Ainsi, dans quelle mesure la loi n° 65-99 formant code de travail a-t-telle marquée une
séparation avec l’ancienne législation du travail ? Quels sont ces apports et quel est le
nouveau rôle des organisations de représentation des salariés ?

Il apparaît donc plus judicieux d’aborder dans un premier temps la représentation des salariés
dans l’entreprise, tout en faisant une comparaison entre la législation nouvelle et ancienne (I.).
Pour par la suite s'intéresser à ces institutions qui jouent un rôle défense des droits mais aussi
des intérêts des salariés (II.)

I- La représentation des salariés dans l’entreprise, une comparaison entre la législation


nouvelle et ancienne :

La représentation des salariés dans l’entreprise passe dans un premier temps par une
représentation syndicale au sein même de l’entreprise (A.) pour ensuite abordé la
représentation des salariés par le billet des délégués du personnel (B.).
A- La représentation syndicale dans l'entreprise :

Cette représentation est déterminée à l'article 470 et suivants. Il faut savoir qu’à la différence
du délégué du personnel, les représentants syndicaux ne sont pas élus mais désignés. Au sujet
de leur représentation l'article 470 nous le dit : « le syndicat le plus représentatif ayant obtenu
le plus grand nombre de voix aux dernières élections professionnelles au sein de l'entreprise
ou de l'établissement ont le droit de désigner, parmi les membres du bureau syndical dans
l'entreprise ou dans l'établissement, un ou des représentants syndicaux selon le tableau ci-
après :

De 100 à 250 salariés : 1 représentant syndical


De 251 à 500 salariés : 2 représentants syndicaux
De 501 à 2000 salariés : 2 représentants syndicaux
De 2001 à 3500 salariés : 2 représentants syndicaux
De 3501 à 6000 salariés : 2 représentants syndicaux
Plus de 6000 salariés : 6 représentants syndicaux».

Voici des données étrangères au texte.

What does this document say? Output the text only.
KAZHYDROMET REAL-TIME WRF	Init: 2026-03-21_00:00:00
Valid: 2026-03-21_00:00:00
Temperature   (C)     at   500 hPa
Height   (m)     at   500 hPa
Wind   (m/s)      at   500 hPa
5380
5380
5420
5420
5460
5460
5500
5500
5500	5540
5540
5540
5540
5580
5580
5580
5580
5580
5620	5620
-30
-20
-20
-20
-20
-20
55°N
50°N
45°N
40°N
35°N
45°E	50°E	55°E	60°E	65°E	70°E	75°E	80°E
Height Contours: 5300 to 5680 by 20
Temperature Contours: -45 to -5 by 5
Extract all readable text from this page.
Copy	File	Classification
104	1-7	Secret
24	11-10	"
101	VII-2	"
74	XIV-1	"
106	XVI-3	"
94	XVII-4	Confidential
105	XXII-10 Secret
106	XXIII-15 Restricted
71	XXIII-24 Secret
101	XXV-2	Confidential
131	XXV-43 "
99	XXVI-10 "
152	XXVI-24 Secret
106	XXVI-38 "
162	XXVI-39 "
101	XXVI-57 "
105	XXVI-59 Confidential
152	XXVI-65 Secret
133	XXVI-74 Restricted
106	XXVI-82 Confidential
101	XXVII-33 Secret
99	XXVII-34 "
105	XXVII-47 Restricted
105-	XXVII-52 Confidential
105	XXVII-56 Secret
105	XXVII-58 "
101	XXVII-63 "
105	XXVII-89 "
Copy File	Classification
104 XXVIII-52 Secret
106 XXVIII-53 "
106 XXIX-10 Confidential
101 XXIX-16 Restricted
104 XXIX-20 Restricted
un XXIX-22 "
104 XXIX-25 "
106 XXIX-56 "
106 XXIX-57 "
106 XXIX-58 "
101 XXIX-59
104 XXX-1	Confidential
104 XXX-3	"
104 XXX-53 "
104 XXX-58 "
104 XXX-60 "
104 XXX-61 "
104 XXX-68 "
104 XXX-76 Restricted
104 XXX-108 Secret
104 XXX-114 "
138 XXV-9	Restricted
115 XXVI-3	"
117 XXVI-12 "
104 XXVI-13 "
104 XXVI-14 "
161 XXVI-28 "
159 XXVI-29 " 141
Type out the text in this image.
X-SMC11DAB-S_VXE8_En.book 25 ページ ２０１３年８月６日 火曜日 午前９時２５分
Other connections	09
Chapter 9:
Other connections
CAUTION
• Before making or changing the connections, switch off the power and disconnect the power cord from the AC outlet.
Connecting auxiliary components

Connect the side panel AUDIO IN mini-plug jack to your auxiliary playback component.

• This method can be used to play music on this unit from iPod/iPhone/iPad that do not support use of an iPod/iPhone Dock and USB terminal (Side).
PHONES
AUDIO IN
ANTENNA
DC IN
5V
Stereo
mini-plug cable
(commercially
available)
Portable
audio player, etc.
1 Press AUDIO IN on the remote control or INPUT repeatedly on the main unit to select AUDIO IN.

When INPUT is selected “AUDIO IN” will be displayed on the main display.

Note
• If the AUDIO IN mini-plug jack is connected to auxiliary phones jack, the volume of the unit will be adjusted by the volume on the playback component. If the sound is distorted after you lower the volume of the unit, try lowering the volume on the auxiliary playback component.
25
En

Nous constatons donc qu'à l'inverse des délégués du personnel qui sont élus, les représentants
syndicaux sont désignés par le syndicat le plus représentatif mais il faut bien remarquer que
l'élection des délégués du personnel eux même est tributaire des élections syndicales, en ce
sens que ce sont des délégués du personnel avec des étiquettes syndicales qui sont élus, donc
ce sont les syndicats qui se mobilisent pour que leurs délégués du personnel aient une
majorité (soient élus), il aurait été donc du moins superfétatoire de prévoir d'autres élections
pour les représentants syndicaux qui aboutiraient au même résultat, mais sur le plan
strictement juridique, il y aura toujours une différence entre la légitimité issue d'un scrutin et
une autre catégorie de légitimité liée à une désignation.

Ceci étant précisé, ce montage de l'article 425 a au moins l'avantage de dire clairement ce qui
appartenait par le passé au «non dit», à savoir que les élections des délégués du personnel
étaient toujours en réalité des élections syndicalistes, même si le système électoral de liste ne
spécifie pas de liste syndicaliste.

En ce qui concerne la mission des représentants syndicaux dans l'entreprise, cette mission est
définie à l'article 471, elle consiste d'une manière claire en trois points :
1/ présenter à l'employeur ou à son représentant le dossier des revendications.
2/ défendre des revendications collectives et engager les négociations à cet effet.
3/ participer à la conclusion des conventions collectives.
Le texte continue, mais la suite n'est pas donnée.